Dr Samantha Ege has just released the album Black Renaissance Woman which features recordings from previously underrepresented composers such as Florence Price, Margaret Bonds and Nora Holt. On Sunday she presented a feature on BBC Radio 3 about Florence Price’s Chicago and the Black Female Fellowship. Later today, she will be performing a lecture-recital on the work of Florence Price and she will give the UK premiere performance of Price's Piano Concerto in One Movement arranged for two pianos, performed with Dr Nicole Panizza. And in May she will be performing Chamber Music from the African Continent Diaspora at the Sheldonian Theatre with the group Castle of our Skins.
Professor Suzanne Aspden has recently returned to the airwaves on The Birth of British Music which is being re-broadcast on BBC 4. You can hear her on the second episode, which is available to listen on iPlayer.
In January Dr Leah Broad presented a BBC Radio 3 documentary which uncovers the stories of three marginalised 20th-century women composers. She will be speaking at a pre-concert talk on the 19th March on Ethel Smyth, on forgotten women composers in Oxford Lieder events on the 20th, and on Rebecca Clarke at Britten Pears Arts in May.

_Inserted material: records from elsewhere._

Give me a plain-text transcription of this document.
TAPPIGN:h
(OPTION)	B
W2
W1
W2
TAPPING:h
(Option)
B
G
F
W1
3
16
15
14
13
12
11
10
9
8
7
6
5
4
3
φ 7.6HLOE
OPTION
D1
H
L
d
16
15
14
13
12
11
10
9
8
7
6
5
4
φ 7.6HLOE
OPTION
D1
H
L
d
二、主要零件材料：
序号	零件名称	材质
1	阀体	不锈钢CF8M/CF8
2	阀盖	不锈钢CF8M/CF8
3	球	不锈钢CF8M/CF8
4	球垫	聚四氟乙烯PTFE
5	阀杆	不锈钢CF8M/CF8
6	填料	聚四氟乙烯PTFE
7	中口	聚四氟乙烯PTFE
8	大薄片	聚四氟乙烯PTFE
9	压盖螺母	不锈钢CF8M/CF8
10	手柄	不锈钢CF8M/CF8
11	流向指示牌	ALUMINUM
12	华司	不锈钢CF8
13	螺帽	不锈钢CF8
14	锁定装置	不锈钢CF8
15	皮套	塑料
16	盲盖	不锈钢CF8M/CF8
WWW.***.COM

Our Director of Performance Rosalind Ventris is a member of the the Kaleidoscope Chamber Collective, who have been nominated for a BBC Music Magazine Chamber Award for a recording of Florence Price, Amy Beach, and Samuel Barber. They will be performing works by Price and Beach on BBC Radio 3's In Tune on the 16th March and at the Wigmore Hall on the 18th March. Rosalind is also recording a CD of works by women composers which will be released in the summer and you can hear the works performed at the Dublin International Chamber Music Festival in June.